Habitat degradation is an important driver of population extinction risk (Griffen and Drake 2008; Drake and Griffen 2010), and understanding and accurately modeling the contribution of demographic heterogeneity to total demographic variation is crucial for accurately assessing this extinction risk (Melbourne and Hastings 2008). The strength of environmentally driven demographic heterogeneity (i.e., the difference between the “haves” and the “have not's”) should increase with the severity of habitat destruction or modification. This has implications for how this variation should be modeled. As described above, an incomplete knowledge of demographic heterogeneity often results in lumping this variation as a component of demographic stochasticity, and modeling it as variation around the mean that is nondirectional using a Poisson distribution. We have shown that for systems like ours, this is an inappropriate error structure because variation in fecundity is much greater than mean fecundity. But this modeling approach may also be inappropriate for a second reason. Environmental degradation is a directional shift in quality through time, and when this degradation is spatially variable, it should always lead to an increase through time in variation in vital rates across habitat patches. This means that variation in vital rates around mean values will be directional rather than truly stochastic. When environmental factors are a dominant source of demographic variation, it may therefore be preferable to model this variation using a more appropriate modeling structure that accounts for changes in the amount demographic heterogeneity over time as habitats become more degraded.

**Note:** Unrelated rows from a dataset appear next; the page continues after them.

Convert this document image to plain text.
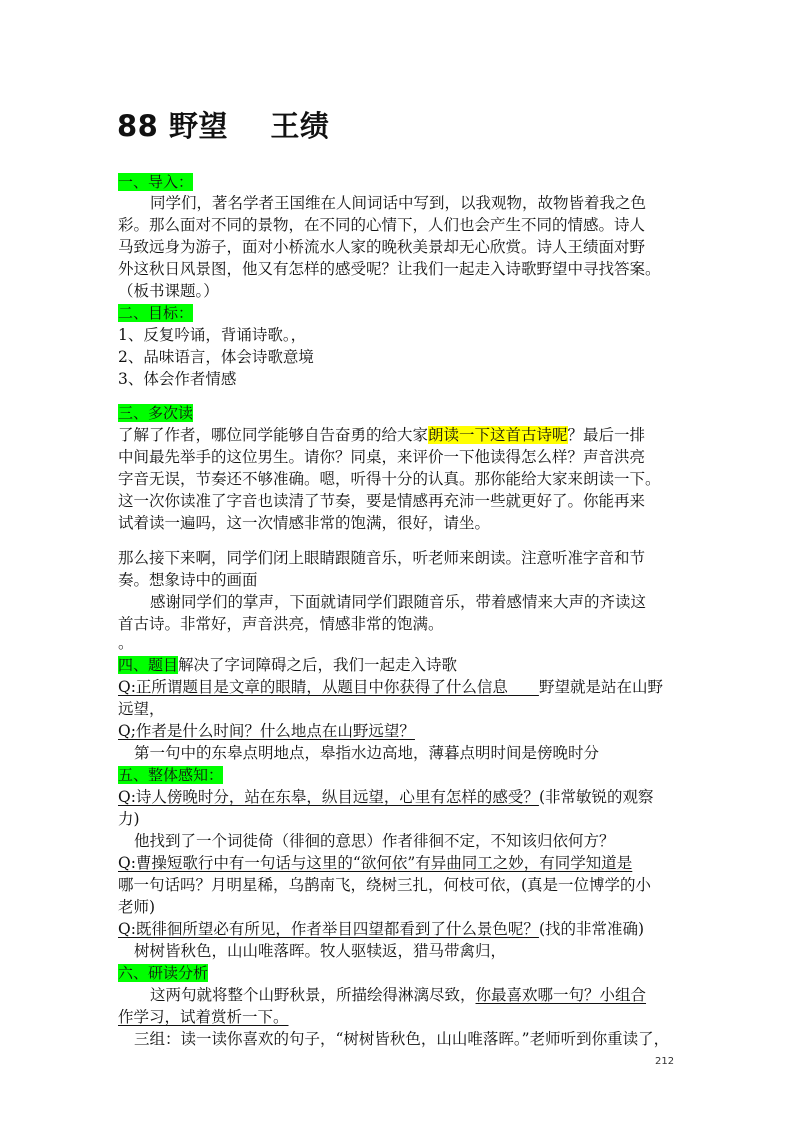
88 野望    王绩
一、导入：
同学们，著名学者王国维在人间词话中写到，以我观物，故物皆着我之色
彩。那么面对不同的景物，在不同的心情下，人们也会产生不同的情感。诗人
马致远身为游子，面对小桥流水人家的晚秋美景却无心欣赏。诗人王绩面对野
外这秋日风景图，他又有怎样的感受呢？让我们一起走入诗歌野望中寻找答案。
（板书课题。）
二、目标：
1、反复吟诵，背诵诗歌。，
2、品味语言，体会诗歌意境
3、体会作者情感
三、多次读
了解了作者，哪位同学能够自告奋勇的给大家朗读一下这首古诗呢？最后一排
中间最先举手的这位男生。请你？同桌，来评价一下他读得怎么样？声音洪亮
字音无误，节奏还不够准确。嗯，听得十分的认真。那你能给大家来朗读一下。
这一次你读准了字音也读清了节奏，要是情感再充沛一些就更好了。你能再来
试着读一遍吗，这一次情感非常的饱满，很好，请坐。
那么接下来啊，同学们闭上眼睛跟随音乐，听老师来朗读。注意听准字音和节
奏。想象诗中的画面
感谢同学们的掌声，下面就请同学们跟随音乐，带着感情来大声的齐读这
首古诗。非常好，声音洪亮，情感非常的饱满。
。
四、题目解决了字词障碍之后，我们一起走入诗歌
Q:正所谓题目是文章的眼睛，从题目中你获得了什么信息   野望就是站在山野
远望，
Q;作者是什么时间？什么地点在山野远望？
第一句中的东皋点明地点，皋指水边高地，薄暮点明时间是傍晚时分
五、整体感知：
Q:诗人傍晚时分，站在东皋，纵目远望，心里有怎样的感受？(非常敏锐的观察
力)
他找到了一个词徙倚（徘徊的意思）作者徘徊不定，不知该归依何方？
Q:曹操短歌行中有一句话与这里的“欲何依”有异曲同工之妙，有同学知道是
哪一句话吗？月明星稀，乌鹊南飞，绕树三扎，何枝可依，(真是一位博学的小
老师)
Q:既徘徊所望必有所见，作者举目四望都看到了什么景色呢？(找的非常准确)
树树皆秋色，山山唯落晖。牧人驱犊返，猎马带禽归，
六、研读分析
这两句就将整个山野秋景，所描绘得淋漓尽致，你最喜欢哪一句？小组合
作学习，试着赏析一下。
三组：读一读你喜欢的句子，“树树皆秋色，山山唯落晖。”老师听到你重读了，
212
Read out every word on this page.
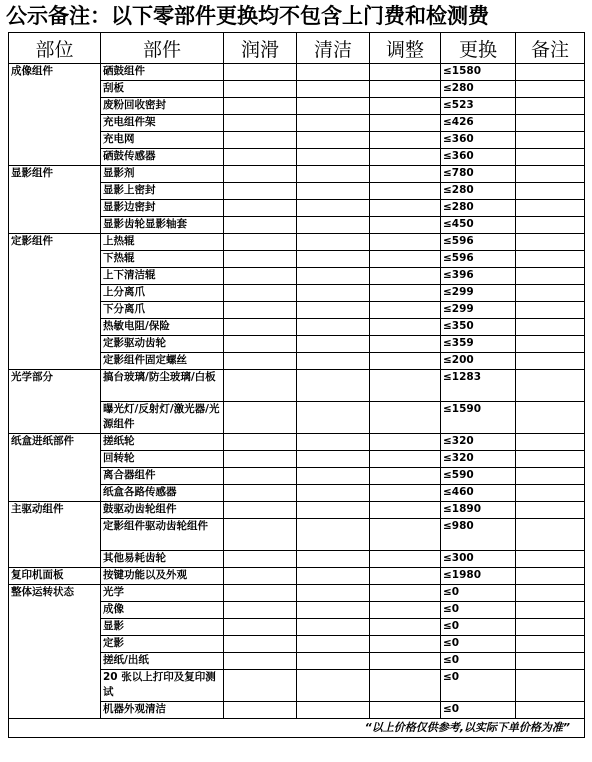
公示备注：以下零部件更换均不包含上门费和检测费
部位	部件	润滑	清洁	调整	更换	备注
成像组件	硒鼓组件				≤1580	
	刮板				≤280	
	废粉回收密封				≤523	
	充电组件架				≤426	
	充电网				≤360	
	硒鼓传感器				≤360	
显影组件	显影剂				≤780	
	显影上密封				≤280	
	显影边密封				≤280	
	显影齿轮显影轴套				≤450	
定影组件	上热辊				≤596	
	下热辊				≤596	
	上下清洁辊				≤396	
	上分离爪				≤299	
	下分离爪				≤299	
	热敏电阻/保险				≤350	
	定影驱动齿轮				≤359	
	定影组件固定螺丝				≤200	
光学部分	搞台玻璃/防尘玻璃/白板				≤1283	
	曝光灯/反射灯/激光器/光源组件				≤1590	
纸盒进纸部件	搓纸轮				≤320	
	回转轮				≤320	
	离合器组件				≤590	
	纸盒各路传感器				≤460	
主驱动组件	鼓驱动齿轮组件				≤1890	
	定影组件驱动齿轮组件				≤980	
	其他易耗齿轮				≤300	
复印机面板	按键功能以及外观				≤1980	
整体运转状态	光学				≤0	
	成像				≤0	
	显影				≤0	
	定影				≤0	
	搓纸/出纸				≤0	
	20 张以上打印及复印测试				≤0	
	机器外观清洁				≤0	
“以上价格仅供参考,以实际下单价格为准”						
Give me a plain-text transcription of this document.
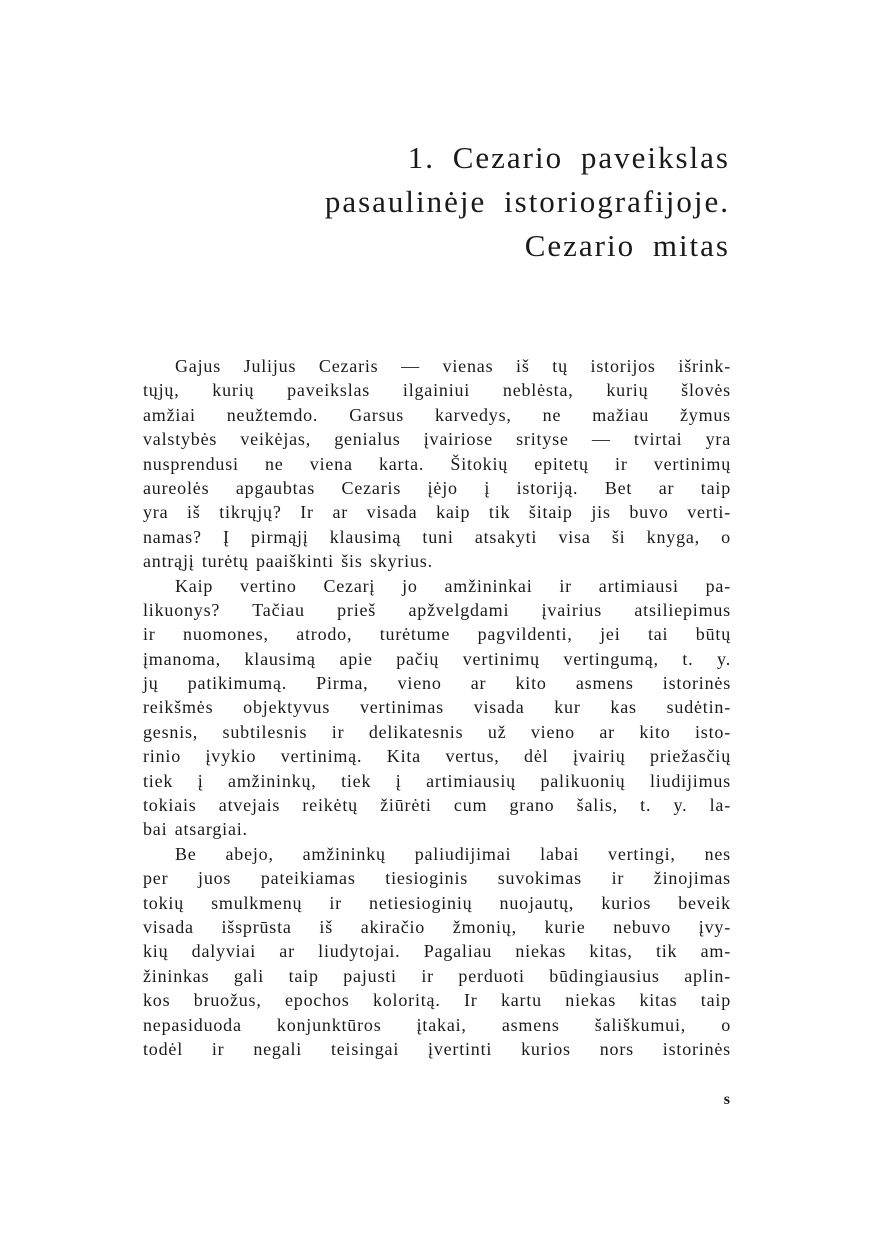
1. Cezario paveikslas
pasaulinėje istoriografijoje.
Cezario mitas
Gajus Julijus Cezaris — vienas iš tų istorijos išrink-
tųjų, kurių paveikslas ilgainiui neblėsta, kurių šlovės
amžiai neužtemdo. Garsus karvedys, ne mažiau žymus
valstybės veikėjas, genialus įvairiose srityse — tvirtai yra
nusprendusi ne viena karta. Šitokių epitetų ir vertinimų
aureolės apgaubtas Cezaris įėjo į istoriją. Bet ar taip
yra iš tikrųjų? Ir ar visada kaip tik šitaip jis buvo verti-
namas? Į pirmąjį klausimą tuni atsakyti visa ši knyga, o
antrąjį turėtų paaiškinti šis skyrius.
Kaip vertino Cezarį jo amžininkai ir artimiausi pa-
likuonys? Tačiau prieš apžvelgdami įvairius atsiliepimus
ir nuomones, atrodo, turėtume pagvildenti, jei tai būtų
įmanoma, klausimą apie pačių vertinimų vertingumą, t. y.
jų patikimumą. Pirma, vieno ar kito asmens istorinės
reikšmės objektyvus vertinimas visada kur kas sudėtin-
gesnis, subtilesnis ir delikatesnis už vieno ar kito isto-
rinio įvykio vertinimą. Kita vertus, dėl įvairių priežasčių
tiek į amžininkų, tiek į artimiausių palikuonių liudijimus
tokiais atvejais reikėtų žiūrėti cum grano šalis, t. y. la-
bai atsargiai.
Be abejo, amžininkų paliudijimai labai vertingi, nes
per juos pateikiamas tiesioginis suvokimas ir žinojimas
tokių smulkmenų ir netiesioginių nuojautų, kurios beveik
visada išsprūsta iš akiračio žmonių, kurie nebuvo įvy-
kių dalyviai ar liudytojai. Pagaliau niekas kitas, tik am-
žininkas gali taip pajusti ir perduoti būdingiausius aplin-
kos bruožus, epochos koloritą. Ir kartu niekas kitas taip
nepasiduoda konjunktūros įtakai, asmens šališkumui, o
todėl ir negali teisingai įvertinti kurios nors istorinės
s
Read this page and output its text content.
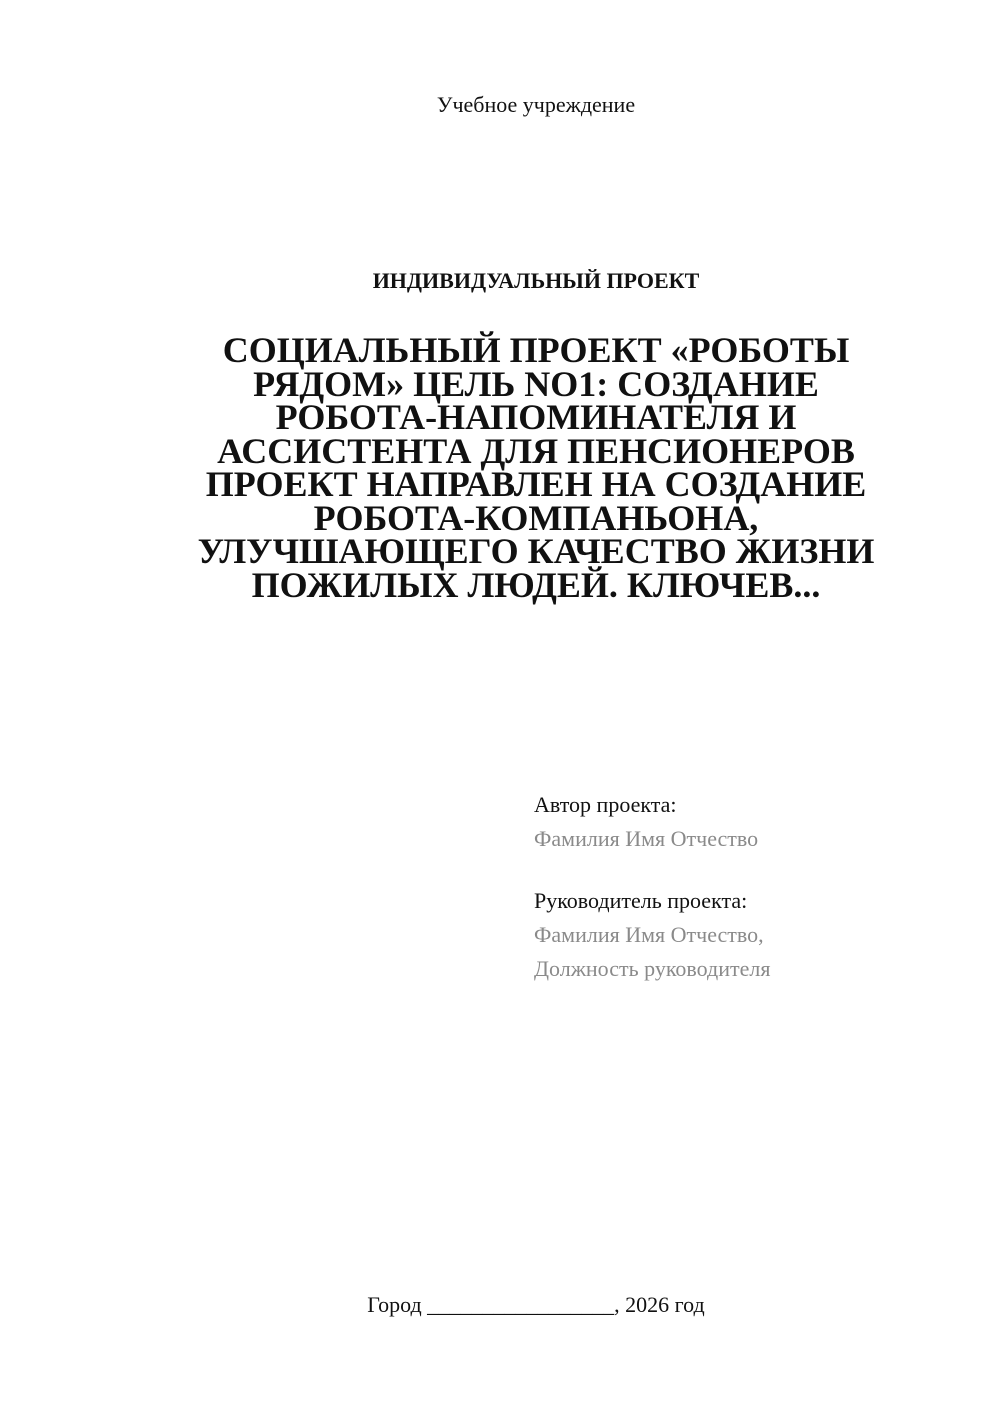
Учебное учреждение
ИНДИВИДУАЛЬНЫЙ ПРОЕКТ
СОЦИАЛЬНЫЙ ПРОЕКТ «РОБОТЫ
РЯДОМ» ЦЕЛЬ NO1: СОЗДАНИЕ
РОБОТА-НАПОМИНАТЕЛЯ И
АССИСТЕНТА ДЛЯ ПЕНСИОНЕРОВ
ПРОЕКТ НАПРАВЛЕН НА СОЗДАНИЕ
РОБОТА-КОМПАНЬОНА,
УЛУЧШАЮЩЕГО КАЧЕСТВО ЖИЗНИ
ПОЖИЛЫХ ЛЮДЕЙ. КЛЮЧЕВ...
Автор проекта:
Фамилия Имя Отчество
Руководитель проекта:
Фамилия Имя Отчество,
Должность руководителя
Город _________________, 2026 год
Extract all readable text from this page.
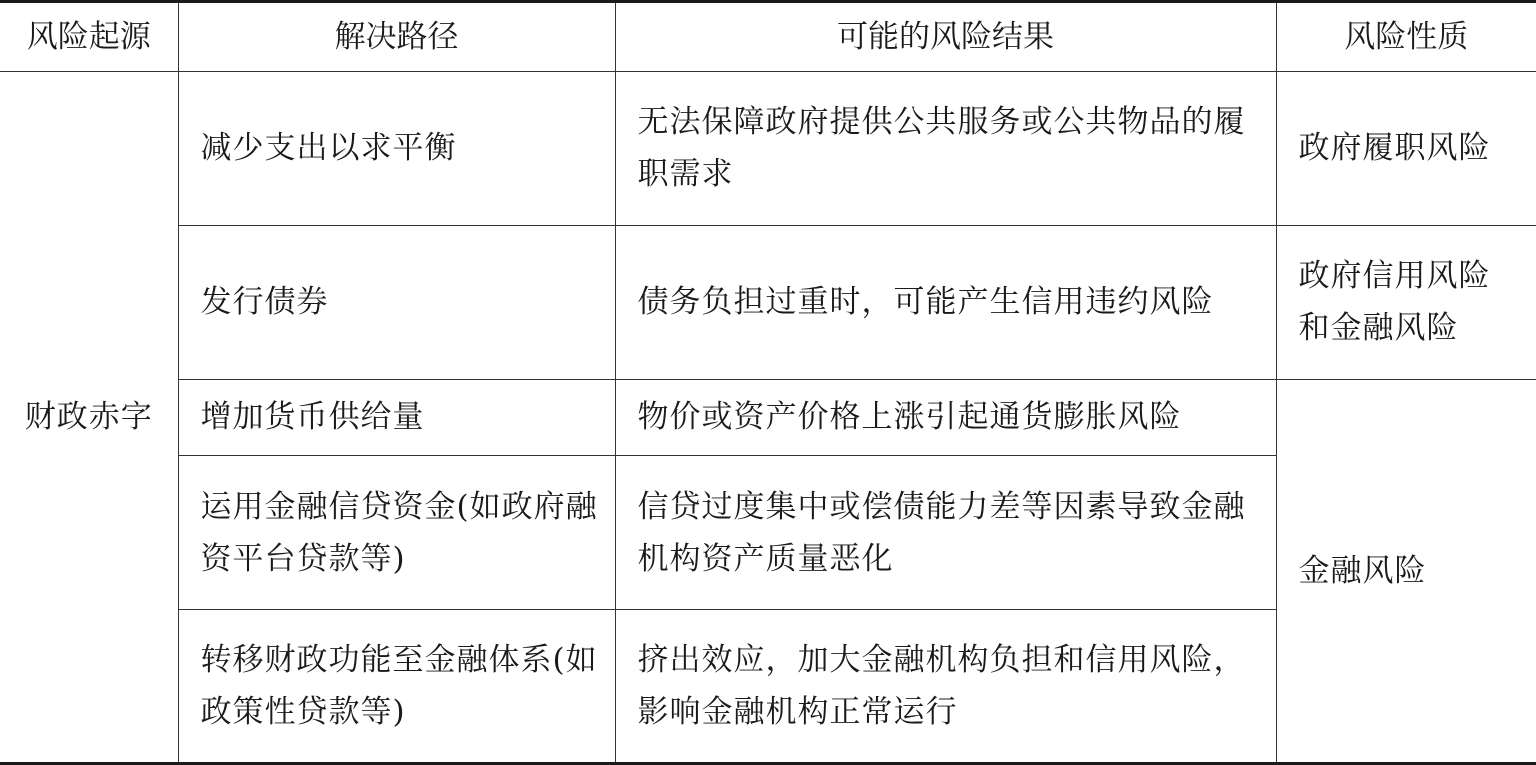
风险起源	解决路径	可能的风险结果	风险性质

财政赤字	减少支出以求平衡	无法保障政府提供公共服务或公共物品的履职需求	政府履职风险

	发行债券	债务负担过重时，可能产生信用违约风险	政府信用风险和金融风险

	增加货币供给量	物价或资产价格上涨引起通货膨胀风险	金融风险

	运用金融信贷资金(如政府融资平台贷款等)	信贷过度集中或偿债能力差等因素导致金融机构资产质量恶化	

	转移财政功能至金融体系(如政策性贷款等)	挤出效应，加大金融机构负担和信用风险，影响金融机构正常运行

Finally, we note that demographic heterogeneity driven by spatial differences in habitat quality may interact with large-scale temporal changes in environmental quality that are modeled as environmental stochasticity. Environmental stochasticity derives from factors that influence the entire population simultaneously, producing good years and bad years, for example. However, good and bad years may not influence all individuals in a population equally when individuals already experience very different environmental conditions due to spatial variation in habitat quality. Thus, a good year may have a large positive influence on individuals in poor quality habitats, while its effects may be minimal on individuals in high-quality habitats if there is an upper limit to resource utilization (e.g., an asymptotic consumption rate as is commonly seen in a type II or type III functional response). Similarly, a bad year may have much larger impacts on an individual whose poor habitat quality has left them in poor physiological condition than on individuals with large energetic reserves resulting from their occupancy of high-quality habitats.